English Anglican priest and author (1807–1885)

Charles Page Eden (1807–1885) was an English clerical author and editor, associated with the Tractarians.

==Life==
Born in or near Bristol, he was third son of Thomas Eden, curate of St. George's, Bristol, who died when Charles was an infant, leaving a widow and young family in poverty. Charles was educated at a day school in Bristol, and at the Liverpool Royal Institution School. Afterwards he was a teacher for a time in a private school run by his cousin, the Rev. J. Prince, and at Michaelmas 1825 went to Oriel College, Oxford as a Bible clerk appointed by the Provost, Edward Copleston. He proceeded B.A. with a first class in classics in 1829; in the two following years gained the prizes for the Ellerton theological essay and the chancellor's English essay, the latter named "On the Use and Abuse of Theory". In 1832, after two failures, he was elected a Fellow of his college.

After Eden's ordination (deacon 1833 and priest 1834), he held several university and college offices, and in 1843 succeeded John Henry Newman as vicar of the University Church of St Mary the Virgin. In 1850 he was presented by his college to the vicarage of Aberford, near Leeds, where in 1852 he married Miss Landon, a daughter of his predecessor, and where he remained for the rest of his life in 1885. He was elected proctor three times in the convocation of the province of York (1869–74–80) and in 1870 was preferred by the archbishop to the prebendal stall of Riccall. He was popularly called Canon Eden. He died 14 December 1885.

==Works==
Eden's reputation was made by his editions (for the Library of Anglo-Catholic Theology) of Peter Gunning on the Paschal or Lent Fast, 1845, and of Lancelot Andrewes's Pattern of Catechistical Doctrine, 1846; and also an edition of Jeremy Taylor's Works, in 10 vols. This he began while he was at Oxford, and he finished vols. ii–viii. before he left the university in 1850; vols. ix. and x. were then published by Rev. Alexander Taylor, who had previously assisted him; and Eden finished the work by the publication in 1854 of the first volume, containing Reginald Heber's Life of Jeremy Taylor. The text of this edition is careful; a number of references unnoticed by Heber were added; it also includes two short pieces not found in Heber's edition, and omits three taken to be spurious.

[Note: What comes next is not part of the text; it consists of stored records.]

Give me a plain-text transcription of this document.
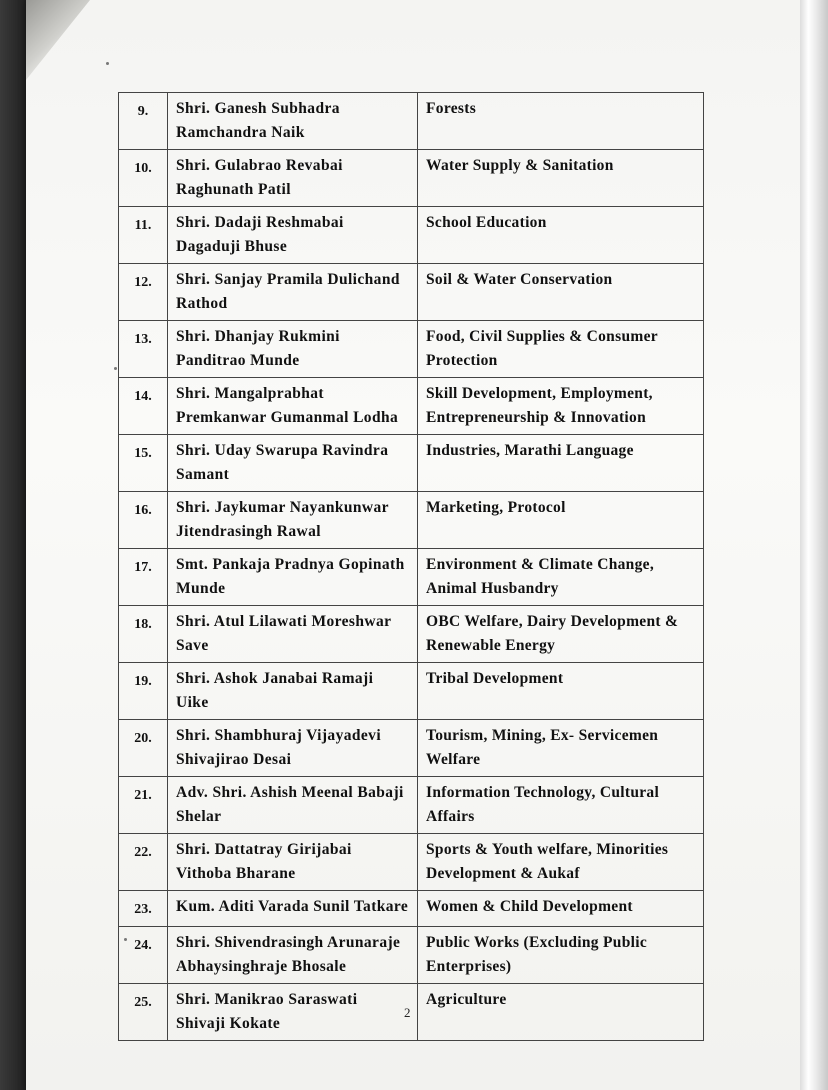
9.	Shri. Ganesh Subhadra Ramchandra Naik	Forests
10.	Shri. Gulabrao Revabai Raghunath Patil	Water Supply & Sanitation
11.	Shri. Dadaji Reshmabai Dagaduji Bhuse	School Education
12.	Shri. Sanjay Pramila Dulichand Rathod	Soil & Water Conservation
13.	Shri. Dhanjay Rukmini Panditrao Munde	Food, Civil Supplies & Consumer Protection
14.	Shri. Mangalprabhat Premkanwar Gumanmal Lodha	Skill Development, Employment, Entrepreneurship & Innovation
15.	Shri. Uday Swarupa Ravindra Samant	Industries, Marathi Language
16.	Shri. Jaykumar Nayankunwar Jitendrasingh Rawal	Marketing, Protocol
17.	Smt. Pankaja Pradnya Gopinath Munde	Environment & Climate Change, Animal Husbandry
18.	Shri. Atul Lilawati Moreshwar Save	OBC Welfare, Dairy Development & Renewable Energy
19.	Shri. Ashok Janabai Ramaji Uike	Tribal Development
20.	Shri. Shambhuraj Vijayadevi Shivajirao Desai	Tourism, Mining, Ex- Servicemen Welfare
21.	Adv. Shri. Ashish Meenal Babaji Shelar	Information Technology, Cultural Affairs
22.	Shri. Dattatray Girijabai Vithoba Bharane	Sports & Youth welfare, Minorities Development & Aukaf
23.	Kum. Aditi Varada Sunil Tatkare	Women & Child Development
24.	Shri. Shivendrasingh Arunaraje Abhaysinghraje Bhosale	Public Works (Excluding Public Enterprises)
25.	Shri. Manikrao Saraswati Shivaji Kokate	Agriculture
2
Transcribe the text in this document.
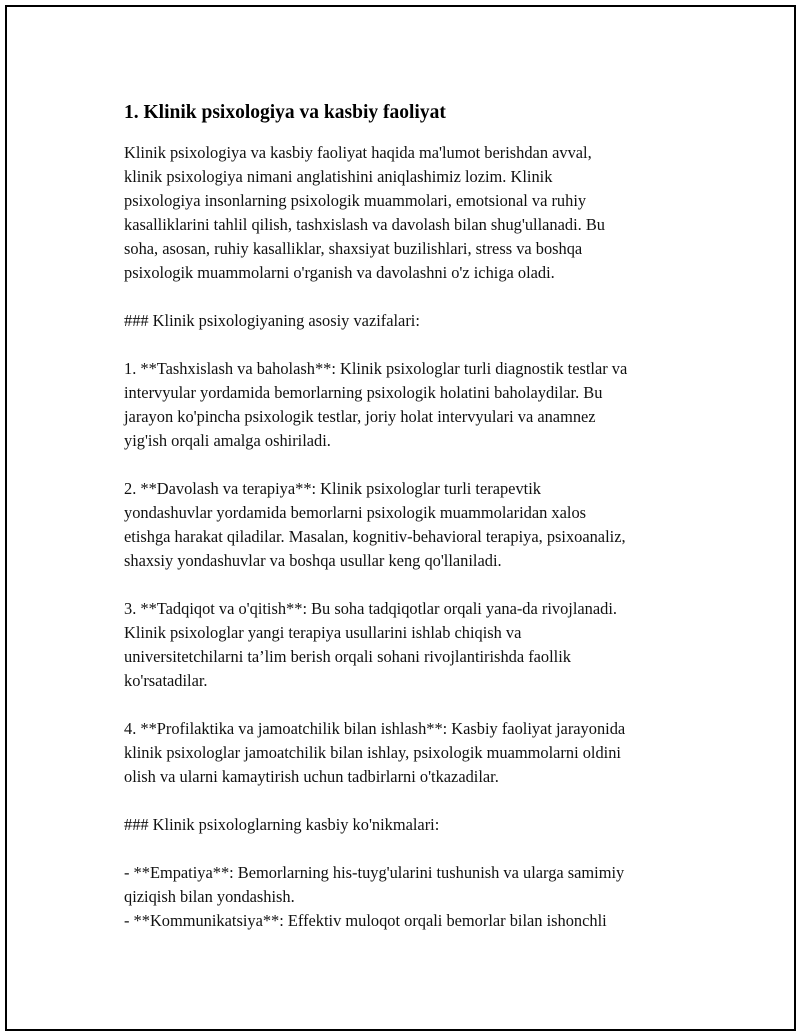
1. Klinik psixologiya va kasbiy faoliyat
Klinik psixologiya va kasbiy faoliyat haqida ma'lumot berishdan avval,
klinik psixologiya nimani anglatishini aniqlashimiz lozim. Klinik
psixologiya insonlarning psixologik muammolari, emotsional va ruhiy
kasalliklarini tahlil qilish, tashxislash va davolash bilan shug'ullanadi. Bu
soha, asosan, ruhiy kasalliklar, shaxsiyat buzilishlari, stress va boshqa
psixologik muammolarni o'rganish va davolashni o'z ichiga oladi.
### Klinik psixologiyaning asosiy vazifalari:
1. **Tashxislash va baholash**: Klinik psixologlar turli diagnostik testlar va
intervyular yordamida bemorlarning psixologik holatini baholaydilar. Bu
jarayon ko'pincha psixologik testlar, joriy holat intervyulari va anamnez
yig'ish orqali amalga oshiriladi.
2. **Davolash va terapiya**: Klinik psixologlar turli terapevtik
yondashuvlar yordamida bemorlarni psixologik muammolaridan xalos
etishga harakat qiladilar. Masalan, kognitiv-behavioral terapiya, psixoanaliz,
shaxsiy yondashuvlar va boshqa usullar keng qo'llaniladi.
3. **Tadqiqot va o'qitish**: Bu soha tadqiqotlar orqali yana-da rivojlanadi.
Klinik psixologlar yangi terapiya usullarini ishlab chiqish va
universitetchilarni ta’lim berish orqali sohani rivojlantirishda faollik
ko'rsatadilar.
4. **Profilaktika va jamoatchilik bilan ishlash**: Kasbiy faoliyat jarayonida
klinik psixologlar jamoatchilik bilan ishlay, psixologik muammolarni oldini
olish va ularni kamaytirish uchun tadbirlarni o'tkazadilar.
### Klinik psixologlarning kasbiy ko'nikmalari:
- **Empatiya**: Bemorlarning his-tuyg'ularini tushunish va ularga samimiy
qiziqish bilan yondashish.
- **Kommunikatsiya**: Effektiv muloqot orqali bemorlar bilan ishonchli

In 1855 Eden published a volume of sixteen Sermons preached at St. Mary's in Oxford, the first of which had been privately printed in 1840 under the title of Early Prayer. He contributed to the Tracts for the Times, No. 32, On the standing ordinances of religion, but was never a prominent member of the Tractarians, though in his theological opinions he was close to them.